Integral $\int \tan^{\frac{1}{n}}x \, \mathrm d x$

Question

I was trying to find a recurrence relation for the integral of $\int \tan^{\frac{1}{n}}x \, \mathrm d x$, with $n$ being a natural number. By substitution the integral can be converted to the integral of $\frac{nx^n}{x^{2n}+1}$. Thanks in advance.

Answer 1

What you did is nice $$\int \Big[\tan(x)\Big]^{\frac{1}{n}} \, dx=n\int \frac{t^n}{t^{2n}+1}\,dt$$ The problem is that, for the general case, $$I_n=n\int \frac{t^n}{t^{2n}+1}\,dt=\frac{n\,t^{n+1}}{n+1}\,\, _2F_1\left(1,\frac{n+1}{2 n};\frac{n+3}{2n} ;-t^{2n}\right)$$ where appears the gausssian hypergeometric function. Trying to find a recurrence relation seems to be difficult. Using partial fraction decomposition using the roots of unity will be a nightmare and, probably, would not lead to anything.
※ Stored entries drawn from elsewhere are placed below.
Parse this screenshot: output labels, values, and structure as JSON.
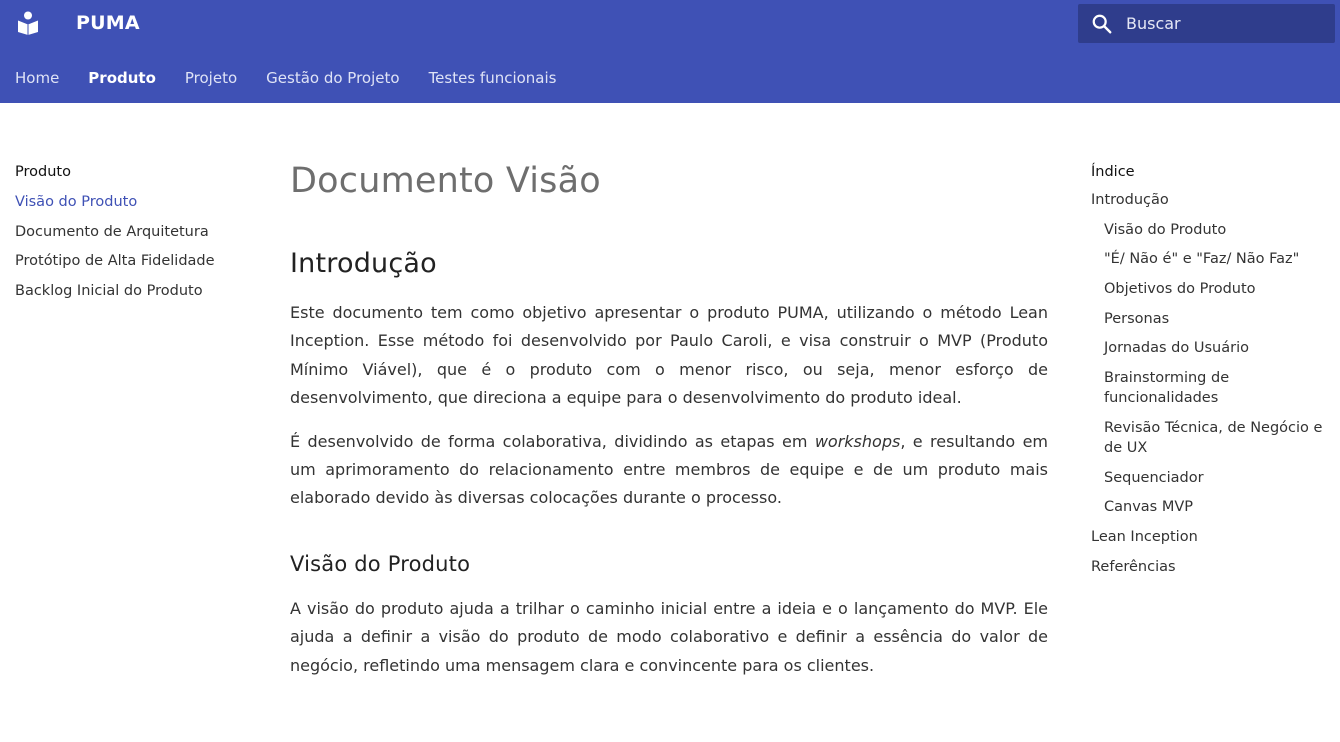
{
  "header": {
    "title": "PUMA",
    "logo_icon": "book-reader-icon",
    "search_placeholder": "Buscar",
    "tabs": [
      {
        "label": "Home"
      },
      {
        "label": "Produto"
      },
      {
        "label": "Projeto"
      },
      {
        "label": "Gestão do Projeto"
      },
      {
        "label": "Testes funcionais"
      }
    ],
    "active_tab": "Produto",
    "bg_color": "#3f51b5"
  },
  "left_nav": {
    "title": "Produto",
    "items": [
      {
        "label": "Visão do Produto"
      },
      {
        "label": "Documento de Arquitetura"
      },
      {
        "label": "Protótipo de Alta Fidelidade"
      },
      {
        "label": "Backlog Inicial do Produto"
      }
    ],
    "active_item": "Visão do Produto"
  },
  "content": {
    "title": "Documento Visão",
    "sections": [
      {
        "heading": "Introdução",
        "p1": "Este documento tem como objetivo apresentar o produto PUMA, utilizando o método Lean Inception. Esse método foi desenvolvido por Paulo Caroli, e visa construir o MVP (Produto Mínimo Viável), que é o produto com o menor risco, ou seja, menor esforço de desenvolvimento, que direciona a equipe para o desenvolvimento do produto ideal.",
        "p2_before": "É desenvolvido de forma colaborativa, dividindo as etapas em ",
        "p2_em": "workshops",
        "p2_after": ", e resultando em um aprimoramento do relacionamento entre membros de equipe e de um produto mais elaborado devido às diversas colocações durante o processo."
      },
      {
        "heading": "Visão do Produto",
        "p1": "A visão do produto ajuda a trilhar o caminho inicial entre a ideia e o lançamento do MVP. Ele ajuda a definir a visão do produto de modo colaborativo e definir a essência do valor de negócio, refletindo uma mensagem clara e convincente para os clientes."
      }
    ]
  },
  "toc": {
    "title": "Índice",
    "items": [
      {
        "label": "Introdução"
      },
      {
        "label": "Visão do Produto"
      },
      {
        "label": "\"É/ Não é\" e \"Faz/ Não Faz\""
      },
      {
        "label": "Objetivos do Produto"
      },
      {
        "label": "Personas"
      },
      {
        "label": "Jornadas do Usuário"
      },
      {
        "label": "Brainstorming de funcionalidades"
      },
      {
        "label": "Revisão Técnica, de Negócio e de UX"
      },
      {
        "label": "Sequenciador"
      },
      {
        "label": "Canvas MVP"
      },
      {
        "label": "Lean Inception"
      },
      {
        "label": "Referências"
      }
    ]
  }
}
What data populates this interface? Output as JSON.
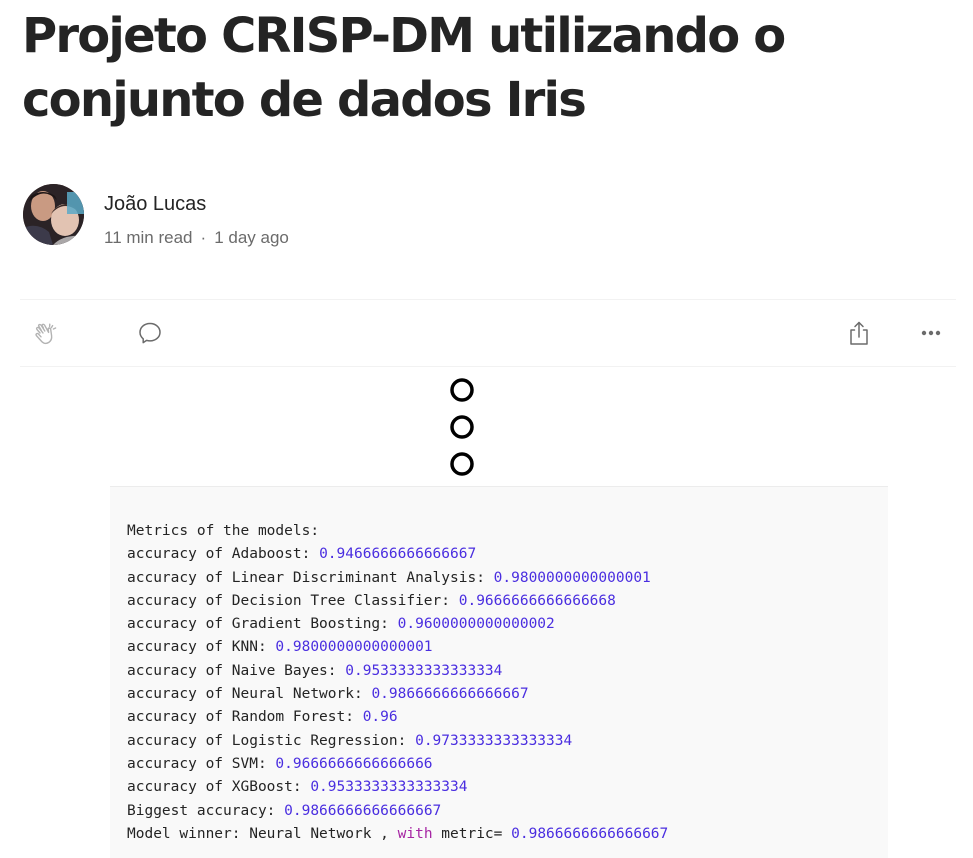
{
  "article": {
    "title": "Projeto CRISP-DM utilizando o conjunto de dados Iris",
    "author": "João Lucas",
    "read_time": "11 min read",
    "separator": "·",
    "published": "1 day ago"
  },
  "icons": {
    "clap": "clap-icon",
    "comment": "comment-icon",
    "share": "share-icon",
    "more": "more-icon"
  },
  "colors": {
    "number": "#4a2ee0",
    "keyword": "#a626a4",
    "code_background": "#f9f9f9"
  },
  "code": {
    "lines": [
      {
        "text": "Metrics of the models:",
        "value": ""
      },
      {
        "text": "accuracy of Adaboost: ",
        "value": "0.9466666666666667"
      },
      {
        "text": "accuracy of Linear Discriminant Analysis: ",
        "value": "0.9800000000000001"
      },
      {
        "text": "accuracy of Decision Tree Classifier: ",
        "value": "0.9666666666666668"
      },
      {
        "text": "accuracy of Gradient Boosting: ",
        "value": "0.9600000000000002"
      },
      {
        "text": "accuracy of KNN: ",
        "value": "0.9800000000000001"
      },
      {
        "text": "accuracy of Naive Bayes: ",
        "value": "0.9533333333333334"
      },
      {
        "text": "accuracy of Neural Network: ",
        "value": "0.9866666666666667"
      },
      {
        "text": "accuracy of Random Forest: ",
        "value": "0.96"
      },
      {
        "text": "accuracy of Logistic Regression: ",
        "value": "0.9733333333333334"
      },
      {
        "text": "accuracy of SVM: ",
        "value": "0.9666666666666666"
      },
      {
        "text": "accuracy of XGBoost: ",
        "value": "0.9533333333333334"
      },
      {
        "text": "Biggest accuracy: ",
        "value": "0.9866666666666667"
      }
    ],
    "winner": {
      "prefix": "Model winner: Neural Network , ",
      "keyword": "with",
      "middle": " metric= ",
      "value": "0.9866666666666667"
    }
  }
}
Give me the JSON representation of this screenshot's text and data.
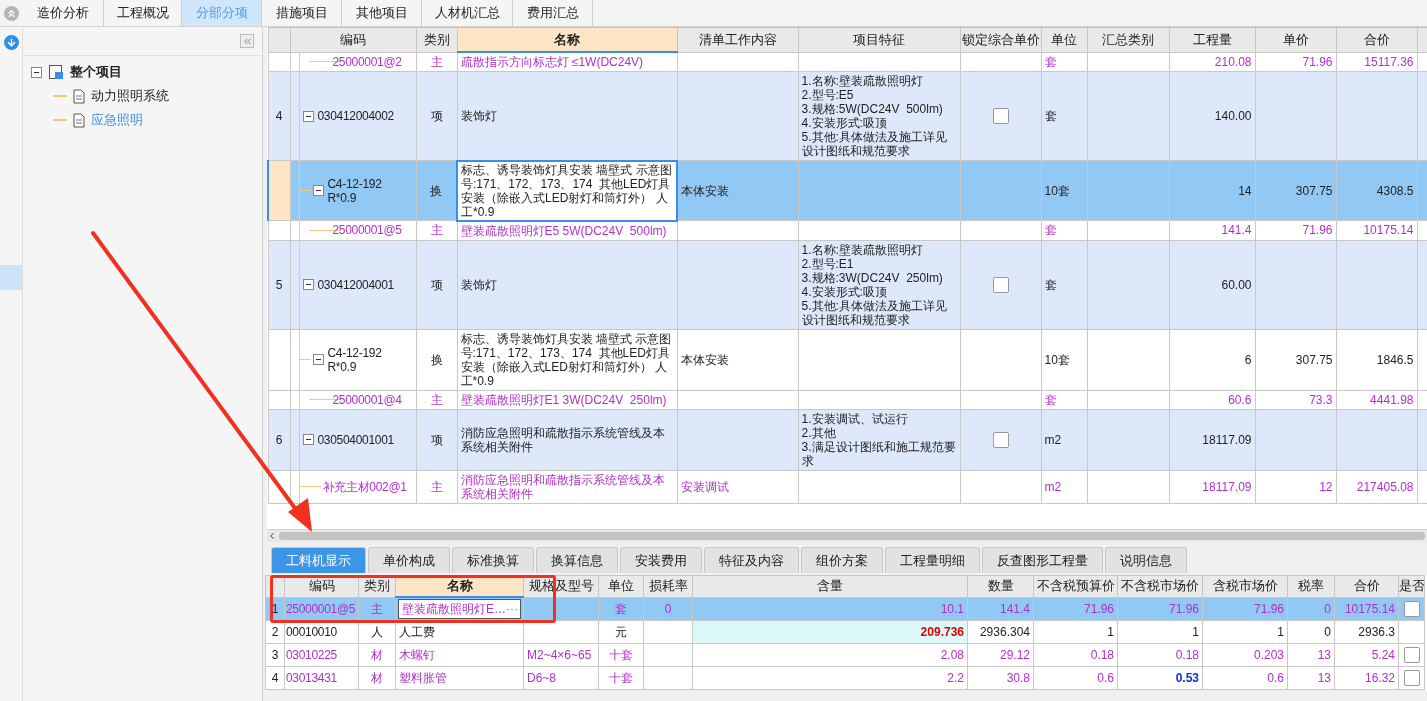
{
  "top_tabs": [
    {
      "label": "造价分析",
      "selected": false
    },
    {
      "label": "工程概况",
      "selected": false
    },
    {
      "label": "分部分项",
      "selected": true
    },
    {
      "label": "措施项目",
      "selected": false
    },
    {
      "label": "其他项目",
      "selected": false
    },
    {
      "label": "人材机汇总",
      "selected": false
    },
    {
      "label": "费用汇总",
      "selected": false
    }
  ],
  "tree": {
    "label": "整个项目",
    "expanded": true,
    "children": [
      {
        "label": "动力照明系统",
        "selected": false
      },
      {
        "label": "应急照明",
        "selected": true
      }
    ]
  },
  "upper_table": {
    "columns": [
      {
        "label": "编码",
        "selected": false
      },
      {
        "label": "类别",
        "selected": false
      },
      {
        "label": "名称",
        "selected": true
      },
      {
        "label": "清单工作内容",
        "selected": false
      },
      {
        "label": "项目特征",
        "selected": false
      },
      {
        "label": "锁定综合单价",
        "selected": false
      },
      {
        "label": "单位",
        "selected": false
      },
      {
        "label": "汇总类别",
        "selected": false
      },
      {
        "label": "工程量",
        "selected": false
      },
      {
        "label": "单价",
        "selected": false
      },
      {
        "label": "合价",
        "selected": false
      }
    ],
    "rows": [
      {
        "kind": "material",
        "code": "25000001@2",
        "category": "主",
        "name": "疏散指示方向标志灯 ≤1W(DC24V)",
        "unit": "套",
        "quantity": "210.08",
        "price": "71.96",
        "total": "15117.36",
        "selected": false
      },
      {
        "kind": "item",
        "number": "4",
        "code": "030412004002",
        "category": "项",
        "name": "装饰灯",
        "features": "1.名称:壁装疏散照明灯\n2.型号:E5\n3.规格:5W(DC24V  500lm)\n4.安装形式:吸顶\n5.其他:具体做法及施工详见设计图纸和规范要求",
        "locked": false,
        "unit": "套",
        "quantity": "140.00",
        "expanded": true,
        "selected": false,
        "children": [
          {
            "kind": "norm",
            "code": "C4-12-192\nR*0.9",
            "category": "换",
            "name": "标志、诱导装饰灯具安装 墙壁式 示意图号:171、172、173、174  其他LED灯具安装（除嵌入式LED射灯和筒灯外） 人工*0.9",
            "work": "本体安装",
            "unit": "10套",
            "quantity": "14",
            "price": "307.75",
            "total": "4308.5",
            "expanded": true,
            "selected": true,
            "children": [
              {
                "kind": "material",
                "code": "25000001@5",
                "category": "主",
                "name": "壁装疏散照明灯E5 5W(DC24V  500lm)",
                "unit": "套",
                "quantity": "141.4",
                "price": "71.96",
                "total": "10175.14",
                "selected": false
              }
            ]
          }
        ]
      },
      {
        "kind": "item",
        "number": "5",
        "code": "030412004001",
        "category": "项",
        "name": "装饰灯",
        "features": "1.名称:壁装疏散照明灯\n2.型号:E1\n3.规格:3W(DC24V  250lm)\n4.安装形式:吸顶\n5.其他:具体做法及施工详见设计图纸和规范要求",
        "locked": false,
        "unit": "套",
        "quantity": "60.00",
        "expanded": true,
        "selected": false,
        "children": [
          {
            "kind": "norm",
            "code": "C4-12-192\nR*0.9",
            "category": "换",
            "name": "标志、诱导装饰灯具安装 墙壁式 示意图号:171、172、173、174  其他LED灯具安装（除嵌入式LED射灯和筒灯外） 人工*0.9",
            "work": "本体安装",
            "unit": "10套",
            "quantity": "6",
            "price": "307.75",
            "total": "1846.5",
            "expanded": true,
            "selected": false,
            "children": [
              {
                "kind": "material",
                "code": "25000001@4",
                "category": "主",
                "name": "壁装疏散照明灯E1 3W(DC24V  250lm)",
                "unit": "套",
                "quantity": "60.6",
                "price": "73.3",
                "total": "4441.98",
                "selected": false
              }
            ]
          }
        ]
      },
      {
        "kind": "item",
        "number": "6",
        "code": "030504001001",
        "category": "项",
        "name": "消防应急照明和疏散指示系统管线及本系统相关附件",
        "features": "1.安装调试、试运行\n2.其他\n3.满足设计图纸和施工规范要求",
        "locked": false,
        "unit": "m2",
        "quantity": "18117.09",
        "expanded": true,
        "selected": false,
        "children": [
          {
            "kind": "material",
            "code": "补充主材002@1",
            "category": "主",
            "name": "消防应急照明和疏散指示系统管线及本系统相关附件",
            "work": "安装调试",
            "unit": "m2",
            "quantity": "18117.09",
            "price": "12",
            "total": "217405.08",
            "selected": false
          }
        ]
      }
    ]
  },
  "bottom_tabs": [
    {
      "label": "工料机显示",
      "selected": true
    },
    {
      "label": "单价构成",
      "selected": false
    },
    {
      "label": "标准换算",
      "selected": false
    },
    {
      "label": "换算信息",
      "selected": false
    },
    {
      "label": "安装费用",
      "selected": false
    },
    {
      "label": "特征及内容",
      "selected": false
    },
    {
      "label": "组价方案",
      "selected": false
    },
    {
      "label": "工程量明细",
      "selected": false
    },
    {
      "label": "反查图形工程量",
      "selected": false
    },
    {
      "label": "说明信息",
      "selected": false
    }
  ],
  "resource_table": {
    "columns": [
      {
        "label": "编码",
        "selected": false
      },
      {
        "label": "类别",
        "selected": false
      },
      {
        "label": "名称",
        "selected": true
      },
      {
        "label": "规格及型号",
        "selected": false
      },
      {
        "label": "单位",
        "selected": false
      },
      {
        "label": "损耗率",
        "selected": false
      },
      {
        "label": "含量",
        "selected": false
      },
      {
        "label": "数量",
        "selected": false
      },
      {
        "label": "不含税预算价",
        "selected": false
      },
      {
        "label": "不含税市场价",
        "selected": false
      },
      {
        "label": "含税市场价",
        "selected": false
      },
      {
        "label": "税率",
        "selected": false
      },
      {
        "label": "合价",
        "selected": false
      },
      {
        "label": "是否",
        "selected": false
      }
    ],
    "rows": [
      {
        "kind": "main",
        "number": "1",
        "code": "25000001@5",
        "category": "主",
        "name": "壁装疏散照明灯E…",
        "browse": "···",
        "unit": "套",
        "loss_rate": "0",
        "ratio": "10.1",
        "quantity": "141.4",
        "budget_price": "71.96",
        "market_price": "71.96",
        "tax_market_price": "71.96",
        "tax_rate": "0",
        "total": "10175.14",
        "checked": false,
        "ratio_changed": false,
        "price_changed": false,
        "selected": true
      },
      {
        "kind": "labor",
        "number": "2",
        "code": "00010010",
        "category": "人",
        "name": "人工费",
        "unit": "元",
        "ratio": "209.736",
        "quantity": "2936.304",
        "budget_price": "1",
        "market_price": "1",
        "tax_market_price": "1",
        "tax_rate": "0",
        "total": "2936.3",
        "ratio_changed": true,
        "price_changed": false,
        "selected": false
      },
      {
        "kind": "material",
        "number": "3",
        "code": "03010225",
        "category": "材",
        "name": "木螺钉",
        "spec": "M2~4×6~65",
        "unit": "十套",
        "ratio": "2.08",
        "quantity": "29.12",
        "budget_price": "0.18",
        "market_price": "0.18",
        "tax_market_price": "0.203",
        "tax_rate": "13",
        "total": "5.24",
        "checked": false,
        "ratio_changed": false,
        "price_changed": false,
        "selected": false
      },
      {
        "kind": "material",
        "number": "4",
        "code": "03013431",
        "category": "材",
        "name": "塑料胀管",
        "spec": "D6~8",
        "unit": "十套",
        "ratio": "2.2",
        "quantity": "30.8",
        "budget_price": "0.6",
        "market_price": "0.53",
        "tax_market_price": "0.6",
        "tax_rate": "13",
        "total": "16.32",
        "checked": false,
        "ratio_changed": false,
        "price_changed": true,
        "selected": false
      }
    ]
  }
}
$I_1,I_2,I_3$ are quite simple to compute but, for $I_4$, just have a look here. In fact, because of the power $2n$ in the denominator of the integrand, the result would be a linear combination of logarithms and arctangents with more and more terms.

On the other hand, if you were concerned by $$J_n=n\int_0^\infty \frac{t^n}{t^{2n}+1}\,dt=\frac{\pi}{2} \sec \left(\frac{\pi }{2 n}\right)$$ $$K_n=n\int_0^1 \frac{t^n}{t^{2n}+1}\,dt=\frac{1}{4} \left(H_{\frac{1}{4} \left(\frac{1}{n}-1\right)}-H_{\frac{1}{4} \left(\frac{1}{n}-3\right)}\right)$$ which, for large values of $n$, could be approximated by $$K_n=\frac{\pi }{4}-\frac{C}{n}+\frac{\pi ^3}{32 n^2}+O\left(\frac{1}{n^3}\right)$$ where $C$ is Catalan number.